Игра Поплавского с наркотиками не случайность, началась она очень рано. Его всегда тянуло к прекрасному сну или прекрасному злу. Зло – сон, сон – прекрасен. Его отталкивали грубые безобразия жизни; действовать в жизни – значит безобразничать. Борьба с уродством жизни приводит также к умножению уродства. Ах, уйти, уйти. Повесть о дьяволе – трудная литература. И Поплавский это знал как никто лучше. Дьявол прекрасен, а красота – омут. Да, хороши святые! Но именно благодаря ревности дьявола.

– Вообще, хороши матросы, но не будем говорить о них, – повторял он с восторгом строку из своего любимого «стоика» Гингера.

Смерть неизбежна и прекрасна, даже если она зло. Будем умирать как новые римляне: в купальном трико, на камнях у бассейна с заправленной хлором водою, заснуть, улыбаясь сквозь боль. (Возвратимся к знакомым снам.)
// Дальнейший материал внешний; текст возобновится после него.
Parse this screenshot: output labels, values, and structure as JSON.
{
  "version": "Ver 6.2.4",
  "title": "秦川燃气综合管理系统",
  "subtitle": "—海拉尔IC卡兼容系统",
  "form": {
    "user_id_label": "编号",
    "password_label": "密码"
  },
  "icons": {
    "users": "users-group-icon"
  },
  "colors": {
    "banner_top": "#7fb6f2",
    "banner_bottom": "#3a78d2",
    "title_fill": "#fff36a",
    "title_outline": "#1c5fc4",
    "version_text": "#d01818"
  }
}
Я иногда встречался с Борисом у общих друзей – Проценко, Дряхлова. Там мы, бывало, закусывали, пили вино, играли в белот или шахматы, спорили, ругались, шельмуя друг друга. Вообще агапы эти протекали гораздо приятнее, когда одного из нас, Поплавского или меня, не было. При разных обстоятельствах я видел его пьяным.

Иные, опьянев, чувствуют смертную истому и всячески сопротивляются, часто даже безобразно… Вздыхают, стонут, бегают в уборную, кланяются подоконникам, суют себе палец в рот, поднимают, как выразился бы Поплавский, метафизический гвалт.
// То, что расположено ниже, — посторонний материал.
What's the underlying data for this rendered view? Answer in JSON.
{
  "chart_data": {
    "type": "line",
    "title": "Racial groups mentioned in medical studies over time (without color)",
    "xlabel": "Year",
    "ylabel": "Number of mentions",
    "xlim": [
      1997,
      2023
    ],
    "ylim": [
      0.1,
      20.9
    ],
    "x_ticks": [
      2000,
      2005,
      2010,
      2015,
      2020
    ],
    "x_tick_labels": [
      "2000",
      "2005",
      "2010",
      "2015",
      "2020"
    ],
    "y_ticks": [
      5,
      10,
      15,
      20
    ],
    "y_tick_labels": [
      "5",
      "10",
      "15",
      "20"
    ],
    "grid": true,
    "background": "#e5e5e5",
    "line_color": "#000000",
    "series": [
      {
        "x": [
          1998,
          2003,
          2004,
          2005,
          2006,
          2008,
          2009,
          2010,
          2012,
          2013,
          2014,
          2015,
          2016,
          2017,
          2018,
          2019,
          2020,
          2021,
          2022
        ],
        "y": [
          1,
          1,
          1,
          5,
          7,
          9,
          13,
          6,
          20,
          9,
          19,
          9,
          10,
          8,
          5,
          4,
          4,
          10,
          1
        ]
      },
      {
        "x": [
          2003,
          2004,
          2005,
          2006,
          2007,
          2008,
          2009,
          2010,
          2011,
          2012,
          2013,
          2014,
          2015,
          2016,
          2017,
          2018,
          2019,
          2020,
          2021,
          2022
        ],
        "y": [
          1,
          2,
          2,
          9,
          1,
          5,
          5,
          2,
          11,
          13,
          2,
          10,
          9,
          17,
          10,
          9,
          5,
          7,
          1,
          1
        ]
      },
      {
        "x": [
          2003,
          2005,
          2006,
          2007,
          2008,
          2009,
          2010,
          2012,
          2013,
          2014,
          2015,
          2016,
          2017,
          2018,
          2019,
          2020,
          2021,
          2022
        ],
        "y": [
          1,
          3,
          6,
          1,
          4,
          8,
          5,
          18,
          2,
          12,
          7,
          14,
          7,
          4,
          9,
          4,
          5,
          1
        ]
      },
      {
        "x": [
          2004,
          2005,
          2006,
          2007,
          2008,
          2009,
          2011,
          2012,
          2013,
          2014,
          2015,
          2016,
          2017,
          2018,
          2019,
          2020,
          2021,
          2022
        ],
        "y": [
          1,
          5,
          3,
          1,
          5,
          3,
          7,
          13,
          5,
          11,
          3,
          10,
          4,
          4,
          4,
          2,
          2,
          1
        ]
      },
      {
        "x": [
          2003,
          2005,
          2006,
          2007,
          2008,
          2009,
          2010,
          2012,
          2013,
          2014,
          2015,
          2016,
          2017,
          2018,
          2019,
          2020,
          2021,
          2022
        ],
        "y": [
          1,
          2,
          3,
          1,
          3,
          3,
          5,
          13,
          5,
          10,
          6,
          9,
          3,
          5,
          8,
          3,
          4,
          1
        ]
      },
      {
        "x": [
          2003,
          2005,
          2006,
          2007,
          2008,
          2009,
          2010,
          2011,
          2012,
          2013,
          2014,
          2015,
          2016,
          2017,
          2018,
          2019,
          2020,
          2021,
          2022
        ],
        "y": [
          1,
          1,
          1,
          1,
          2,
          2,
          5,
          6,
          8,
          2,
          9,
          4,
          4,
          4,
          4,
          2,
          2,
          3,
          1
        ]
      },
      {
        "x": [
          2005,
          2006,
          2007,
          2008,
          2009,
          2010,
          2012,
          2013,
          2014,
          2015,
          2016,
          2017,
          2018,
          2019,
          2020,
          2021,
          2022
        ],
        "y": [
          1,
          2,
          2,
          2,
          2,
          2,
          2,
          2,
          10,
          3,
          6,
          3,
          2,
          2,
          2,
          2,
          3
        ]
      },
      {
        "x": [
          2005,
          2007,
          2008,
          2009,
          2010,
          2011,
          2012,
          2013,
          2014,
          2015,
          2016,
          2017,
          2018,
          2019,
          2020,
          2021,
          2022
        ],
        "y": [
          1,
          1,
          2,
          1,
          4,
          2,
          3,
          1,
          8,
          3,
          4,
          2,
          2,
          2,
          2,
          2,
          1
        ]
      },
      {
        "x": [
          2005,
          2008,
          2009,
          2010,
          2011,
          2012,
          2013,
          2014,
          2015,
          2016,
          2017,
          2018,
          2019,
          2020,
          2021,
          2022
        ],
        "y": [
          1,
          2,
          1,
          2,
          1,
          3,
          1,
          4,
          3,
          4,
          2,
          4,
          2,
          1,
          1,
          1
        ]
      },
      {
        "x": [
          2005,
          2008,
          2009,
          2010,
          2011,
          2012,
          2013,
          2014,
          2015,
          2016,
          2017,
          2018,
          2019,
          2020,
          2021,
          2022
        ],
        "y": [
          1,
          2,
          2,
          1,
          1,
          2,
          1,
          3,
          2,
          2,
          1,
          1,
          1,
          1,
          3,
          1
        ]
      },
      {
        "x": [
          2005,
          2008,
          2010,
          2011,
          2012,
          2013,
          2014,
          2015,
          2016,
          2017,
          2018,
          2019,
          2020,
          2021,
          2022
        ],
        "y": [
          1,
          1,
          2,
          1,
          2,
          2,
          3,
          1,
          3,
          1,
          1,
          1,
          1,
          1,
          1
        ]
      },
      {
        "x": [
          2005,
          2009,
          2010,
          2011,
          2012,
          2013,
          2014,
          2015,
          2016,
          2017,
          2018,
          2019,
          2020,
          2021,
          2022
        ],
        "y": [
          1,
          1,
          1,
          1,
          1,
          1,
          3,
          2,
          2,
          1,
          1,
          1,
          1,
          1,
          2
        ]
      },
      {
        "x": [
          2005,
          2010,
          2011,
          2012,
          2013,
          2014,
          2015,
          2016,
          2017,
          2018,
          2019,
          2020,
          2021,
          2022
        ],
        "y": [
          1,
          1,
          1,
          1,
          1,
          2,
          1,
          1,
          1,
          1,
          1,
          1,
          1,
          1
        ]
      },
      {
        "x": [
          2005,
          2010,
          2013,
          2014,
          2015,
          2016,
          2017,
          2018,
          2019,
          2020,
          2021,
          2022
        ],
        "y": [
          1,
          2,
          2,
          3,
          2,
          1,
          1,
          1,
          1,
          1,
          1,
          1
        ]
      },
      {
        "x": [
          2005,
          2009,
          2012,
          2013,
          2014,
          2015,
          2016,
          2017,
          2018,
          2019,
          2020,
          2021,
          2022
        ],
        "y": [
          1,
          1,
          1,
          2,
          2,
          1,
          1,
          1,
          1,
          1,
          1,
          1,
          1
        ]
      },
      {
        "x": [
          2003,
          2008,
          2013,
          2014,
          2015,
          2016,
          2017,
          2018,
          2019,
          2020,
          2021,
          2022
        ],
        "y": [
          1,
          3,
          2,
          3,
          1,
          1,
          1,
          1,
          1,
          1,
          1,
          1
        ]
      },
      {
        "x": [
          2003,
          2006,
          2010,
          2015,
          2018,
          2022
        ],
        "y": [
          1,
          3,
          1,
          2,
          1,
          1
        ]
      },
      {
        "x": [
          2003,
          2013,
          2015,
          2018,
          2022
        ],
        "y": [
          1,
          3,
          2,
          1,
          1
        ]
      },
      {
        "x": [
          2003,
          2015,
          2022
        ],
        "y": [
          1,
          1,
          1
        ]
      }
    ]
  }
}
Другие застывают в мертвом покое, сдаются сразу, покорные и по-своему прекрасные – на полу, в кресле, под стеною! Не двигаясь, не ропща, почти не дыша; и такие же они в агонии. Поплавский принадлежал к последним.

Во вторник я не пошел на спиритический сеанс, а ведь если бы не забыл, то все могло бы получиться иначе.
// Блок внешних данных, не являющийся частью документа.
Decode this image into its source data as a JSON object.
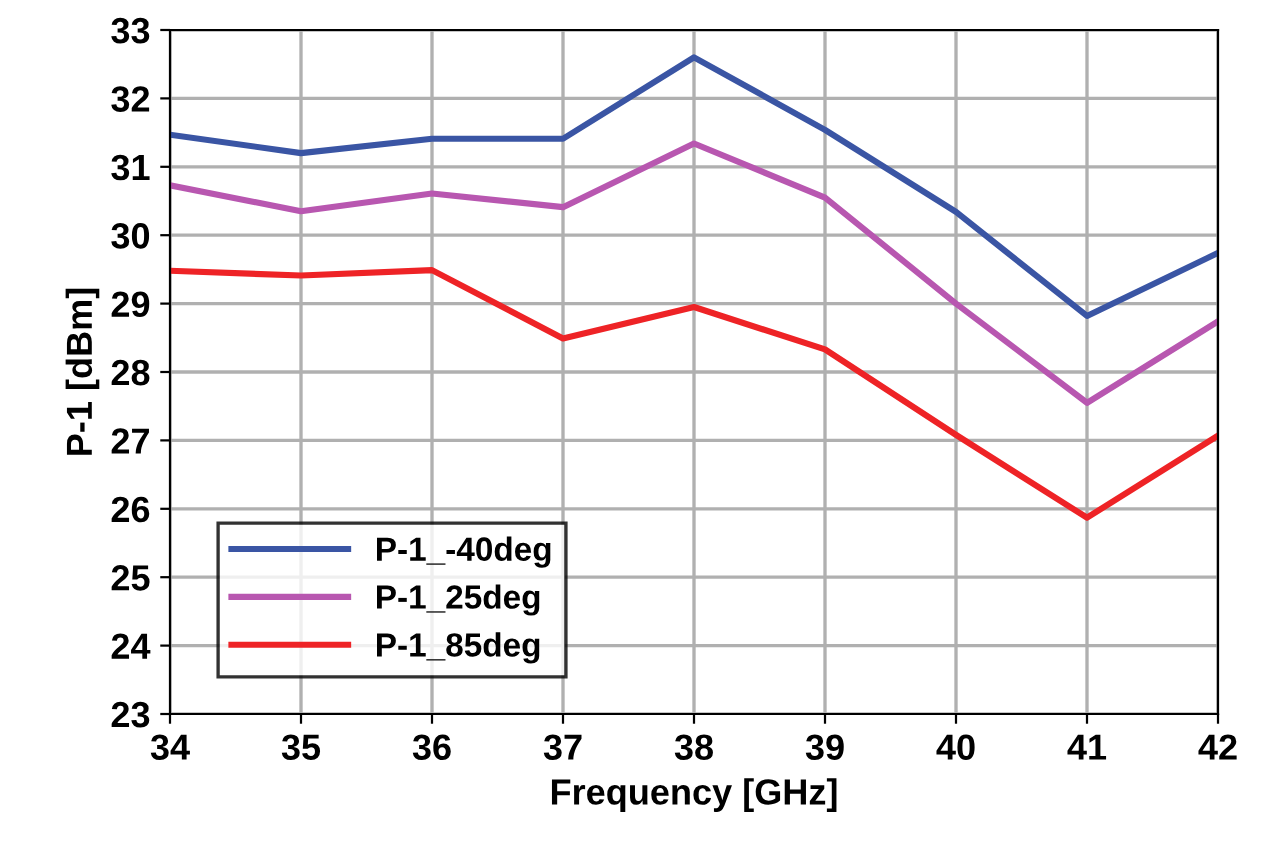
{
  "chart_data": {
    "type": "line",
    "xlabel": "Frequency [GHz]",
    "ylabel": "P-1 [dBm]",
    "x": [
      34,
      35,
      36,
      37,
      38,
      39,
      40,
      41,
      42
    ],
    "series": [
      {
        "name": "P-1_-40deg",
        "color": "#3a55a4",
        "values": [
          31.47,
          31.2,
          31.41,
          31.41,
          32.6,
          31.54,
          30.34,
          28.82,
          29.74
        ]
      },
      {
        "name": "P-1_25deg",
        "color": "#b857b0",
        "values": [
          30.73,
          30.35,
          30.61,
          30.41,
          31.34,
          30.55,
          29.0,
          27.55,
          28.74
        ]
      },
      {
        "name": "P-1_85deg",
        "color": "#ee2326",
        "values": [
          29.48,
          29.41,
          29.49,
          28.49,
          28.95,
          28.33,
          27.08,
          25.87,
          27.07
        ]
      }
    ],
    "xlim": [
      34,
      42
    ],
    "ylim": [
      23,
      33
    ],
    "xticks": [
      34,
      35,
      36,
      37,
      38,
      39,
      40,
      41,
      42
    ],
    "yticks": [
      23,
      24,
      25,
      26,
      27,
      28,
      29,
      30,
      31,
      32,
      33
    ],
    "grid": true,
    "legend": "bottom left",
    "marker": "none",
    "line_style": "solid"
  }
}
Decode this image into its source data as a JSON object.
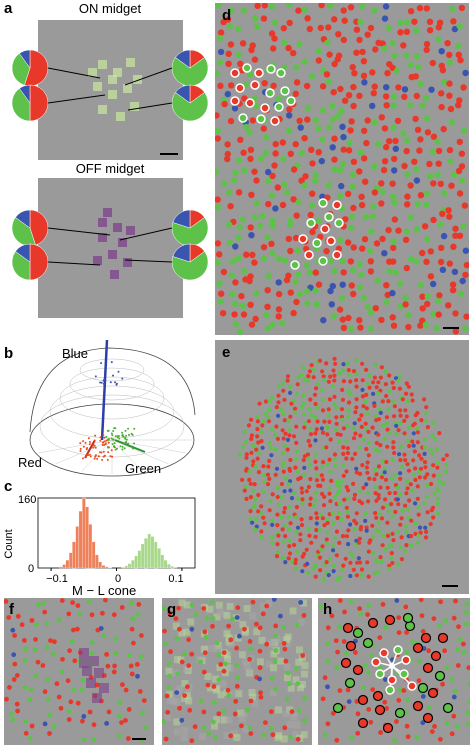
{
  "panels": {
    "a": {
      "letter": "a",
      "title_top": "ON midget",
      "title_bottom": "OFF midget"
    },
    "b": {
      "letter": "b",
      "labels": {
        "blue": "Blue",
        "red": "Red",
        "green": "Green"
      }
    },
    "c": {
      "letter": "c",
      "ylabel": "Count",
      "xlabel": "M − L cone",
      "ytick_top": "160",
      "ytick_bottom": "0",
      "xticks": [
        "−0.1",
        "0",
        "0.1"
      ]
    },
    "d": {
      "letter": "d"
    },
    "e": {
      "letter": "e"
    },
    "f": {
      "letter": "f"
    },
    "g": {
      "letter": "g"
    },
    "h": {
      "letter": "h"
    }
  },
  "colors": {
    "red": "#e8382a",
    "green": "#5ec24a",
    "blue": "#3a55b0",
    "background": "#9a9a9a"
  },
  "chart_data": {
    "type": "bar",
    "xlabel": "M − L cone",
    "ylabel": "Count",
    "xlim": [
      -0.12,
      0.12
    ],
    "ylim": [
      0,
      160
    ],
    "series": [
      {
        "color": "#f0805a",
        "x": [
          -0.085,
          -0.08,
          -0.075,
          -0.07,
          -0.065,
          -0.06,
          -0.055,
          -0.05,
          -0.045,
          -0.04,
          -0.035,
          -0.03,
          -0.025,
          -0.02,
          -0.015,
          -0.01
        ],
        "values": [
          3,
          8,
          18,
          35,
          60,
          95,
          130,
          160,
          140,
          100,
          60,
          30,
          14,
          6,
          3,
          1
        ]
      },
      {
        "color": "#a8d88a",
        "x": [
          0.01,
          0.015,
          0.02,
          0.025,
          0.03,
          0.035,
          0.04,
          0.045,
          0.05,
          0.055,
          0.06,
          0.065,
          0.07,
          0.075,
          0.08,
          0.085,
          0.09
        ],
        "values": [
          2,
          5,
          10,
          18,
          28,
          40,
          55,
          68,
          78,
          72,
          60,
          45,
          30,
          18,
          9,
          4,
          2
        ]
      }
    ]
  }
}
Поплавский тоже, по-видимому, передумал. Вместо эзотерической дамы встретился с новым другом, отвратительным русским парижанином, продававшим всем, всем, всем смесь героина с кокаином и зарабатывавшим таким образом на свою ежедневную дозу наркотиков. Говорили, что этот несчастный давно собирался кончить самоубийством и только ждал подходящей компании. Есть такая черта у некоторых выродков – захватить попутчика. Для этой цели он только удвоил или утроил обычные порции порошков.

Не думаю, чтобы Борис подозревал о предстоящем путешествии. Он был все-таки профессионалом и в последнюю минуту вспомнил бы о дневнике или незаконченной рукописи.

Под вечер они явились вдвоем на квартиру Поплавских (семья жила тогда рядом с русским земгором, где, кстати, в каморке ютилась редакция «Современных записок»). Вели себя несколько странно, возбужденные, раздраженные. То и дело выходили наружу в уборную и возвращались опять веселые, обновленные. Старики спокойно улеглись спать и больше ничего не слыхали. Наутро нашли два остывших тела.

В «Последних новостях» появился портрет Бориса. Тогда я впервые понял, что наша жизнь тоже является предметом истории, не только Бородинское сражение, и подлежит тщательному изучению, так как и о ней могут быть два мнения.

Когда я пришел на квартиру покойного, там уже собрался народ; Шаршун и Кнут рылись в кипе бумаг, подобные навозным жукам. Старик Поплавский, желтый, опухший, с расстегнутым воротом рубахи, зачем-то поднимал высоко к окну старые штаны сына, показывая присутствующим, как они просвечивают. Потом я узнал, что он и другим демонстрировал эти брюки, словно некий метафизический аргумент.

Затем были похороны с огромным ворохом дорогих цветов: розы действительно пахли смертью. В русской церковке нельзя было протолкаться. Барышни рыдали; многочисленные иноверцы стояли с напряженными лицами. Поплавский любил евреев и умел, подражая Розанову, пококетничать на тему Христа, крови и обрезания.